En más de una ocasión he dicho que mi año no cambia el 31 de diciembre. El mío salta el día de mi cumpleaños. Pero vamos, visto que a casi todo el mundo le afecta esta fecha y las agendas se llenan de propósitos, pues he pensado que igual me va a influenciar algo como he vivido ese día. Analicemos mi entrada-salida de año:
- Empecé con resaca. La gran mayoría la tienen el día 1/2. Mientras la gente brindaba, yo era una ameba que aún supuraba alcohol y que estaba medio inconsciente.
- Durante este estado, remiré una de las películas de Almodóvar (antigua) y se me pasaron las famosas 12 de la noche.
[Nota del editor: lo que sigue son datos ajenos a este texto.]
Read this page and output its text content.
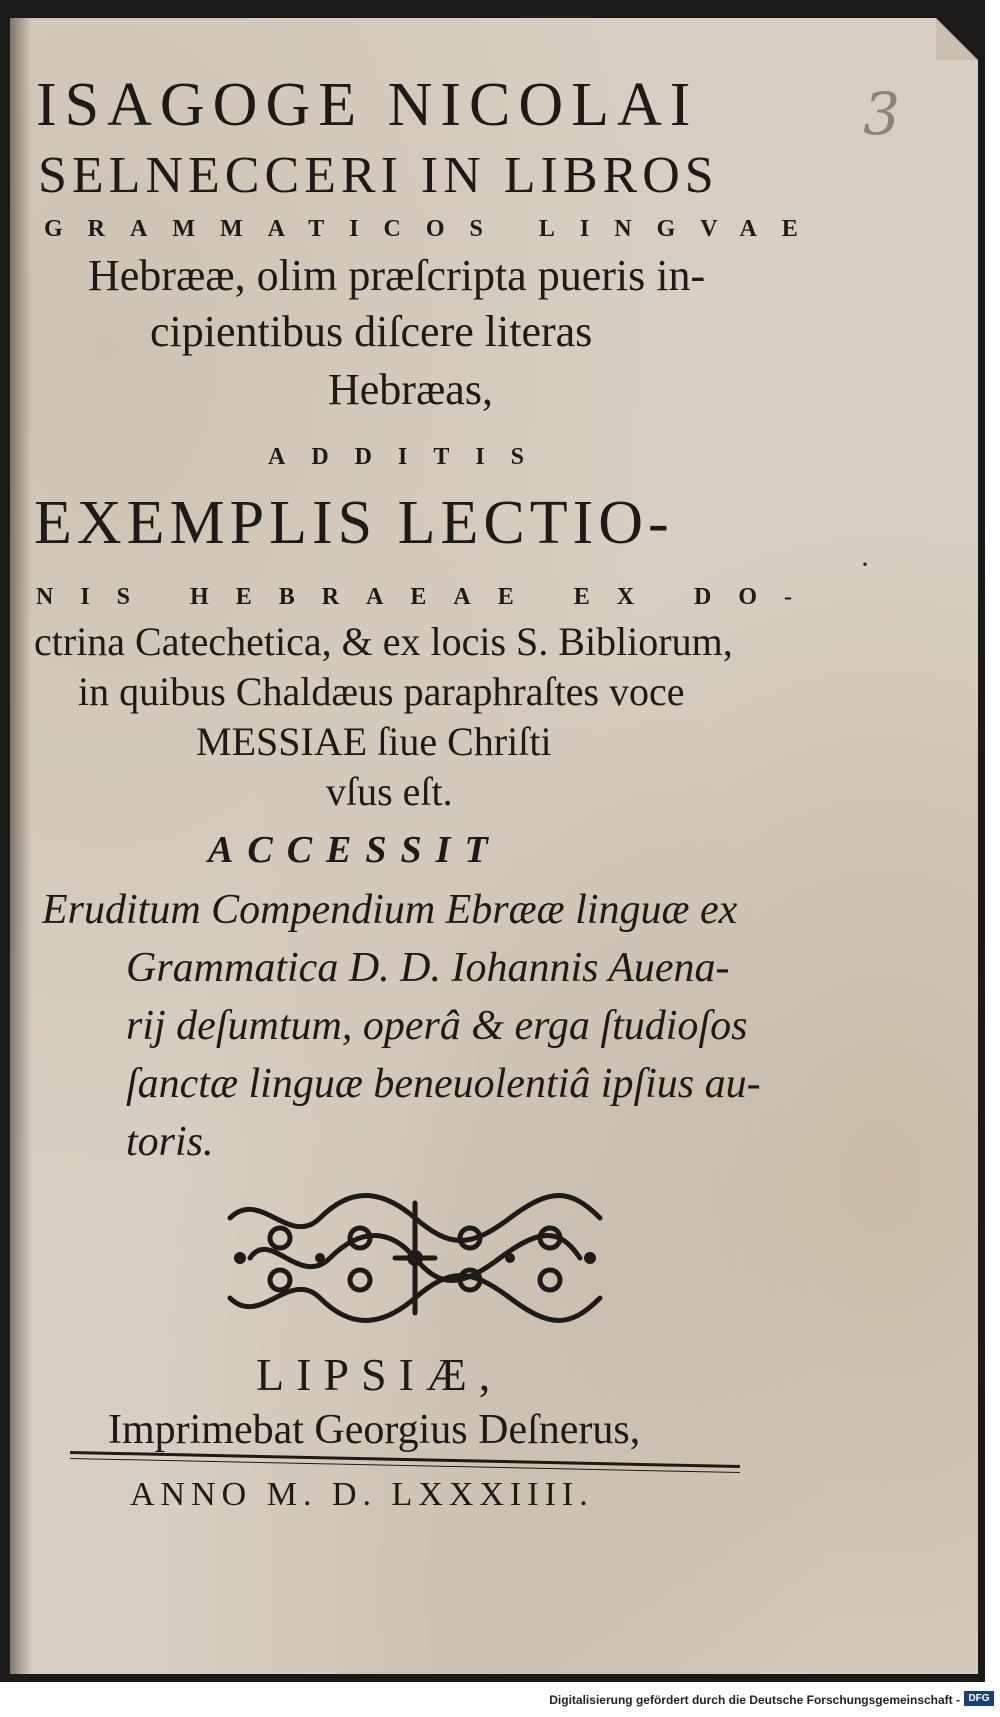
3
·
ISAGOGE NICOLAI
SELNECCERI IN LIBROS
GRAMMATICOS LINGVAE
Hebrææ, olim præſcripta pueris in-
cipientibus diſcere literas
Hebræas,
ADDITIS
EXEMPLIS LECTIO-
NIS HEBRAEAE EX DO-
ctrina Catechetica, & ex locis S. Bibliorum,
in quibus Chaldæus paraphraſtes voce
MESSIAE ſiue Chriſti
vſus eſt.
ACCESSIT
Eruditum Compendium Ebrææ linguæ ex
Grammatica D. D. Iohannis Auena-
rij deſumtum, operâ & erga ſtudioſos
ſanctæ linguæ beneuolentiâ ipſius au-
toris.
LIPSIÆ,
Imprimebat Georgius Deſnerus,
ANNO M. D. LXXXIIII.
Digitalisierung gefördert durch die Deutsche Forschungsgemeinschaft - DFG
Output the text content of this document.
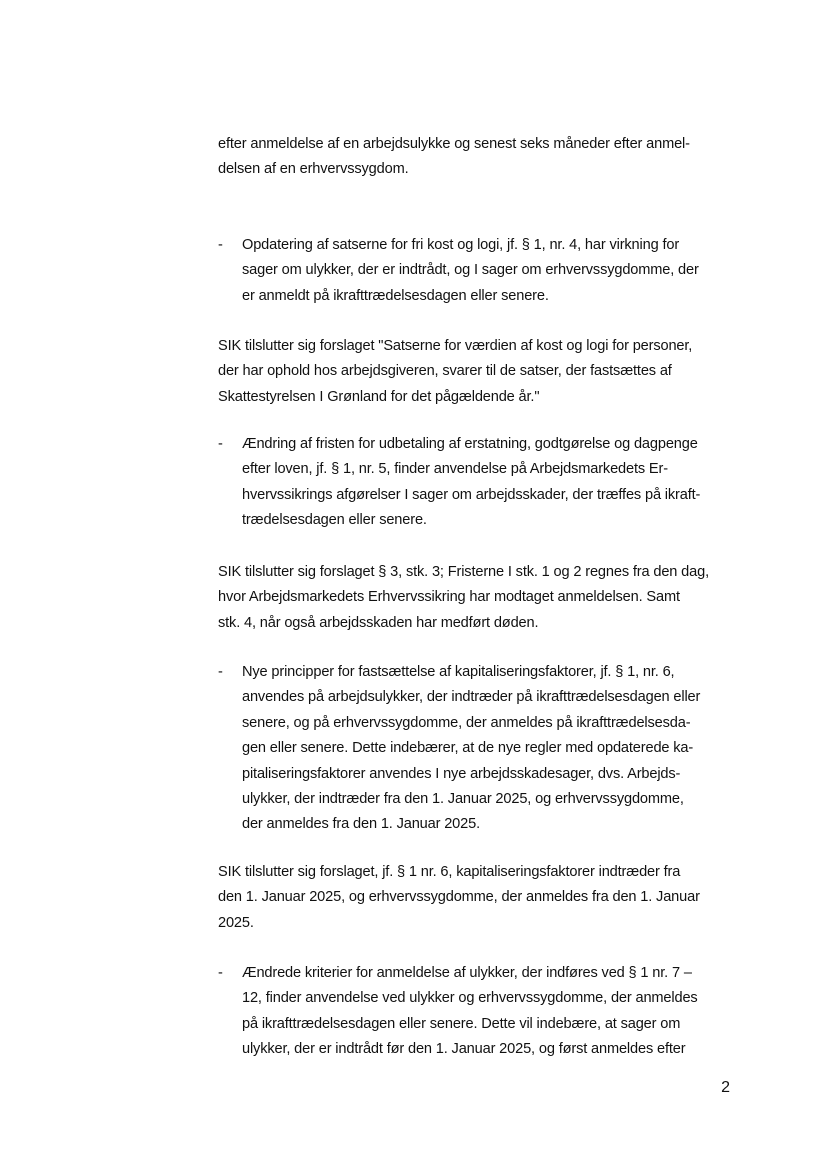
efter anmeldelse af en arbejdsulykke og senest seks måneder efter anmel-
delsen af en erhvervssygdom.

- Opdatering af satserne for fri kost og logi, jf. § 1, nr. 4, har virkning for
sager om ulykker, der er indtrådt, og I sager om erhvervssygdomme, der
er anmeldt på ikrafttrædelsesdagen eller senere.

SIK tilslutter sig forslaget "Satserne for værdien af kost og logi for personer,
der har ophold hos arbejdsgiveren, svarer til de satser, der fastsættes af
Skattestyrelsen I Grønland for det pågældende år."

- Ændring af fristen for udbetaling af erstatning, godtgørelse og dagpenge
efter loven, jf. § 1, nr. 5, finder anvendelse på Arbejdsmarkedets Er-
hvervssikrings afgørelser I sager om arbejdsskader, der træffes på ikraft-
trædelsesdagen eller senere.

SIK tilslutter sig forslaget § 3, stk. 3; Fristerne I stk. 1 og 2 regnes fra den dag,
hvor Arbejdsmarkedets Erhvervssikring har modtaget anmeldelsen. Samt
stk. 4, når også arbejdsskaden har medført døden.

- Nye principper for fastsættelse af kapitaliseringsfaktorer, jf. § 1, nr. 6,
anvendes på arbejdsulykker, der indtræder på ikrafttrædelsesdagen eller
senere, og på erhvervssygdomme, der anmeldes på ikrafttrædelsesda-
gen eller senere. Dette indebærer, at de nye regler med opdaterede ka-
pitaliseringsfaktorer anvendes I nye arbejdsskadesager, dvs. Arbejds-
ulykker, der indtræder fra den 1. Januar 2025, og erhvervssygdomme,
der anmeldes fra den 1. Januar 2025.

SIK tilslutter sig forslaget, jf. § 1 nr. 6, kapitaliseringsfaktorer indtræder fra
den 1. Januar 2025, og erhvervssygdomme, der anmeldes fra den 1. Januar
2025.

- Ændrede kriterier for anmeldelse af ulykker, der indføres ved § 1 nr. 7 –
12, finder anvendelse ved ulykker og erhvervssygdomme, der anmeldes
på ikrafttrædelsesdagen eller senere. Dette vil indebære, at sager om
ulykker, der er indtrådt før den 1. Januar 2025, og først anmeldes efter

2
Mientras la gente hablaba de la Pedroche yo estaba viendo a Miguel Bosé con peluca y lentejuelas.
- A la mañana siguiente hice cola para comprar churros. Era la única serena de la fila. ¿Lo peor? que aún así era la que tenia peor cara. Malditas resacas a los treinta.
- Para cenar intenté hacerme una tortilla de patatas. Como estaba medio ebria me saltó el aceite y me quemé toda la muñeca. Total, ahora tengo el brazo con faralaes.
- En resumen: Empecé el 2018, totalmente al revés. El único que estaba de acuerdo conmigo es nuestro querido presidente, Mariana Rajoy, que nos deseó un feliz 2016. Pero vamos, si la tónica va a ser esta mis siguientes meses van a ser divertidos. Brillos, lunares, travestis y resacas.